Bitcoin has seen immense gains so far in 2017, and prices have been extremely turbulent, hitting investors with substantial corrections even amid a general upward trend. Bitcoin futures have become the next big thing for followers of the cryptocurrency, and CME Group (CME 0.54%) is looking to become the second exchange to offer futures contracts on bitcoin, following in the footsteps of CBOE Global Markets (CBOE -1.06%). Investors want to know how the CME contract will compare to the CBOE's offerings and which one makes more sense for their needs. Below, you'll find all the facts you're looking for.
When will CME bitcoin futures first be available?
The CME is looking to launch its bitcoin futures effective Monday, Dec. 18. Trading will be available on the CME Globex electronic trading platform and for submission for clearing via the CME's ClearPort on the preceding day, Sunday, Dec. 17, starting at 6 p.m. EST.
How much bitcoin will each CME futures contract cover?
Each CME bitcoin futures contract will correspond to the value of five bitcoin. That's substantially larger than the CBOE contract, which covers a single bitcoin. The CME contract will therefore be riskier for investors but will save them in transaction costs if they would have wanted to trade in five-bitcoin increments anyway.

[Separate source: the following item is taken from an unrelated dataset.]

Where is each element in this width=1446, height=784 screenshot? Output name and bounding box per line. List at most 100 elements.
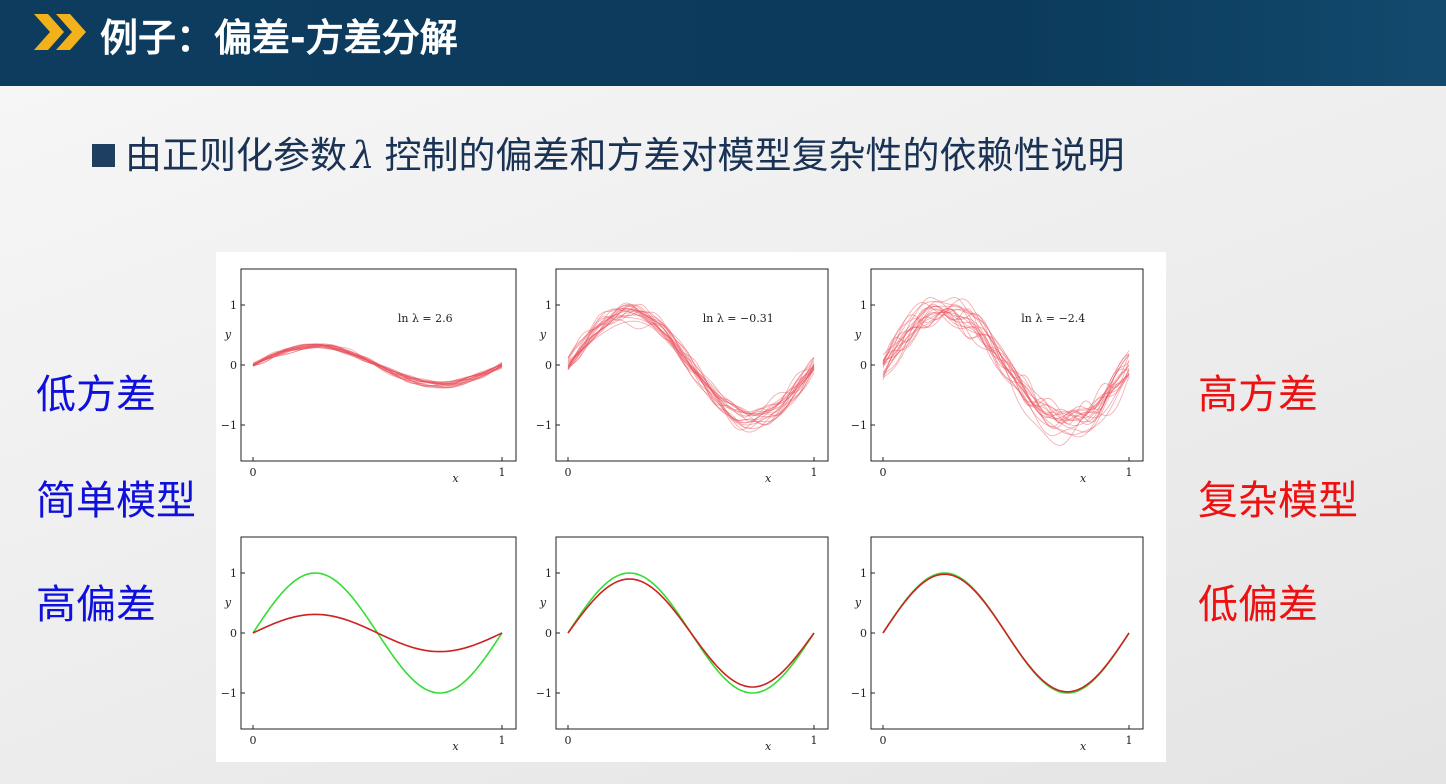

What are the specifications for CME bitcoin futures?
The CME will have several futures contracts for bitcoin listed at any one time. Currently, the exchange expects to list monthly contracts for the two next quarterly intervals of March, June, September, or December, along with two additional months not on that quarterly cycle. So for a December release, investors can expect bitcoin futures expiring December 2017 and March 2018, as well as the January and February in between.
Like the CBOE contract, the CME's futures contracts will be cash-settled. At settlement, no actual bitcoin will be involved, and the final settlement value will be determined using the CME's bitcoin reference rate. This rate is intended to be a standardized reference rate and spot price index with independent oversight, with pricing data coming from established bitcoin exchanges, including Bitstamp, GDAX, itBit, and Kraken.
If bitcoin prices rise after you buy a futures contract, and if you then hold it until expiration, you'll end up with cash equal to the price gain per bitcoin, multiplied by five. If the price goes down, then you'll have to cover losses in a similar amount. Those who sell futures rather than buying them will see the opposite: profits if the price falls, and losses if the price rises.
What margin requirements will CME bitcoin futures have?
To trade futures, investors have to deposit an amount of money that complies with margin requirements. The CME's initial margin will be 35% for bitcoin futures, meaning that for every $50,000 in underlying bitcoin value covered by the contract, investors will have to put up $17,500 in margin.
What happens if there's a big price change in bitcoin futures?
The CME intends to impose trading limits for bitcoin futures. Intraday moves of 7%, 13%, and 20% will trigger various circuit breakers that will temporarily halt trading. Exactly how these moves will work is unclear, because unlike with stock futures that are coordinated with actual stock trading on the NYSE and Nasdaq, the CME can't order the bitcoin market itself to halt trading. What's fairly clear, though, is that moves of more than 20% won't be allowed within a single day, and lower limits of as little as 5% could apply during overnight hours when primary futures markets aren't open.
During what hours will CME bitcoin futures trade?
Trading hours for the CME bitcoin futures contract will run from 6 p.m. EST Sunday until 5 p.m. EST Friday, with a one-hour break each day from 5 p.m. to 6 p.m. EST. This will involve longer intraday breaks than the CBOE product, which has just 15-minute trading stoppages. Like the CBOE, the CME bitcoin futures contract won't trade from Friday afternoon through Sunday afternoon.
Will CME bitcoin futures be available to me to trade?
As with any futures contract, you'll need a futures account with your broker to trade CME bitcoin futures. Some stock brokers don't offer futures at all, while others that do offer futures might choose not to allow clients to trade in bitcoin. Be sure to check with your broker to find out whether they'll authorize bitcoin futures trading and whether they'll have any higher margin requirements for their customers.
How will CME bitcoin futures interact with competing products?
The most interesting aspect of the CME bitcoin futures release will be how it compares with CBOE bitcoin futures. The two products use different pricing mechanisms, and their specifications are slightly different. Nevertheless, what one would expect is that if the markets are efficient, then the two sets of bitcoin futures contracts should closely mimic each other's moves.
CME is clearly going after a different market than the CBOE with its bitcoin futures, with the five-bitcoin contract specification appealing more to large institutional investors. Bitcoin enthusiasts will want to see how both products work in assessing what impact futures will have on the future of bitcoin.